Jeudi 26 février, la Verkhovna Rada n’a pas pu ratifier l’accord entre l’Ukraine et la Banque européenne d’investissement pour 134 millions d'euros destinés à la réparation des routes — le projet de loi a recueilli 225 voix, alors qu’il en fallait au moins 226 pour être adopté. Il s’agit du premier versement d’un paquet de 230 millions d'euros, signé lors de la Conférence sur la reconstruction de l’Ukraine (URC2025) à Rome le 10 juillet 2025.
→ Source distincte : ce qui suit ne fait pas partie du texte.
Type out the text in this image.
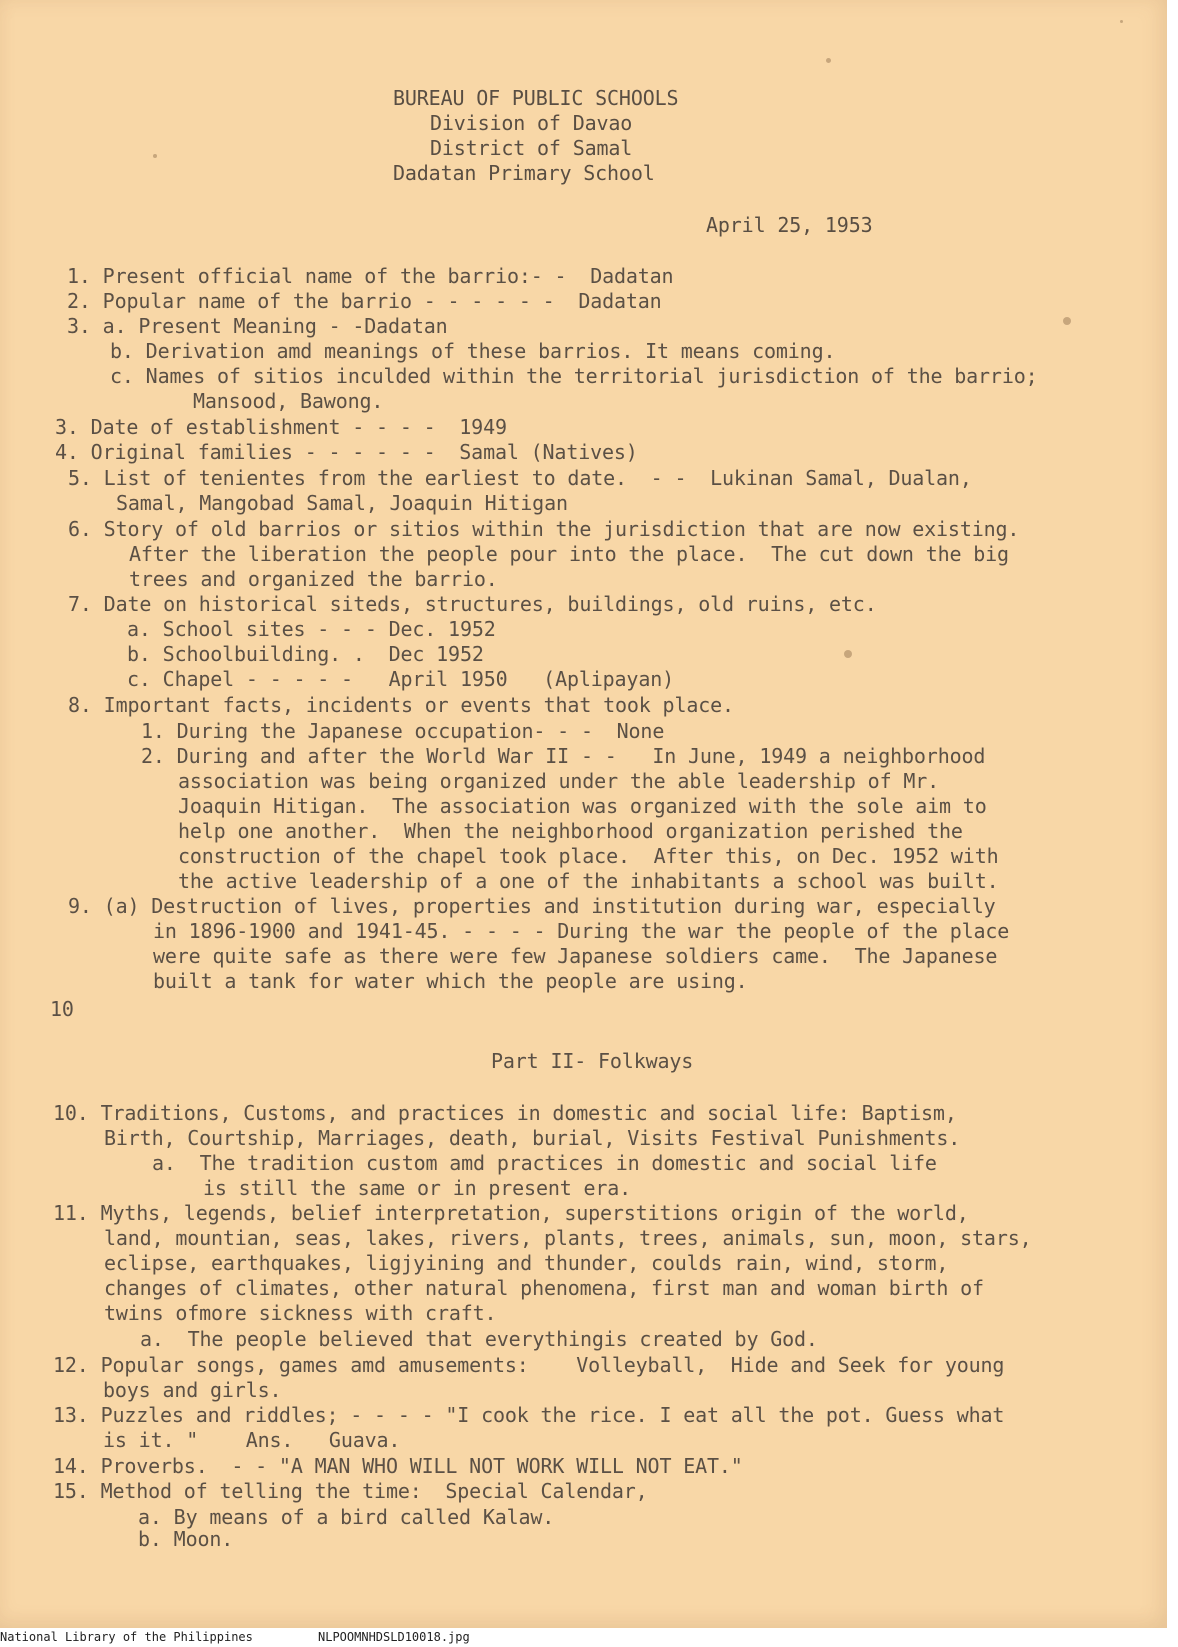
BUREAU OF PUBLIC SCHOOLS
Division of Davao
District of Samal
Dadatan Primary School
April 25, 1953
1. Present official name of the barrio:- -  Dadatan
2. Popular name of the barrio - - - - - -  Dadatan
3. a. Present Meaning - -Dadatan
b. Derivation amd meanings of these barrios. It means coming.
c. Names of sitios inculded within the territorial jurisdiction of the barrio;
Mansood, Bawong.
3. Date of establishment - - - -  1949
4. Original families - - - - - -  Samal (Natives)
5. List of tenientes from the earliest to date.  - -  Lukinan Samal, Dualan,
Samal, Mangobad Samal, Joaquin Hitigan
6. Story of old barrios or sitios within the jurisdiction that are now existing.
After the liberation the people pour into the place.  The cut down the big
trees and organized the barrio.
7. Date on historical siteds, structures, buildings, old ruins, etc.
a. School sites - - - Dec. 1952
b. Schoolbuilding. .  Dec 1952
c. Chapel - - - - -   April 1950   (Aplipayan)
8. Important facts, incidents or events that took place.
1. During the Japanese occupation- - -  None
2. During and after the World War II - -   In June, 1949 a neighborhood
association was being organized under the able leadership of Mr.
Joaquin Hitigan.  The association was organized with the sole aim to
help one another.  When the neighborhood organization perished the
construction of the chapel took place.  After this, on Dec. 1952 with
the active leadership of a one of the inhabitants a school was built.
9. (a) Destruction of lives, properties and institution during war, especially
in 1896-1900 and 1941-45. - - - - During the war the people of the place
were quite safe as there were few Japanese soldiers came.  The Japanese
built a tank for water which the people are using.
10
Part II- Folkways
10. Traditions, Customs, and practices in domestic and social life: Baptism,
Birth, Courtship, Marriages, death, burial, Visits Festival Punishments.
a.  The tradition custom amd practices in domestic and social life
is still the same or in present era.
11. Myths, legends, belief interpretation, superstitions origin of the world,
land, mountian, seas, lakes, rivers, plants, trees, animals, sun, moon, stars,
eclipse, earthquakes, ligjyining and thunder, coulds rain, wind, storm,
changes of climates, other natural phenomena, first man and woman birth of
twins ofmore sickness with craft.
a.  The people believed that everythingis created by God.
12. Popular songs, games amd amusements:    Volleyball,  Hide and Seek for young
boys and girls.
13. Puzzles and riddles; - - - - "I cook the rice. I eat all the pot. Guess what
is it. "    Ans.   Guava.
14. Proverbs.  - - "A MAN WHO WILL NOT WORK WILL NOT EAT."
15. Method of telling the time:  Special Calendar,
a. By means of a bird called Kalaw.
b. Moon.

National Library of the Philippines

	NLPOOMNHDSLD10018.jpg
À quoi devaient servir ces fonds

Les fonds devaient être alloués à plusieurs projets clés : la restauration du pont sur le Dniestr dans le secteur du village de Maiaky (oblast d'Odessa), endommagé lors d’une attaque par missiles et drones en décembre 2025, la réfection complète de tronçons de la route M‑06 (Kyiv–Chop) dans l'oblast de Lviv, la réparation de la route M‑11 (Lviv–Shehyni) et l’amélioration des infrastructures frontalières. Le report de la ratification repousse le démarrage des travaux et la préparation des appels d’offres.

"C'est la première tranche des 230 millions d'euros pour les routes du réseau transeuropéen"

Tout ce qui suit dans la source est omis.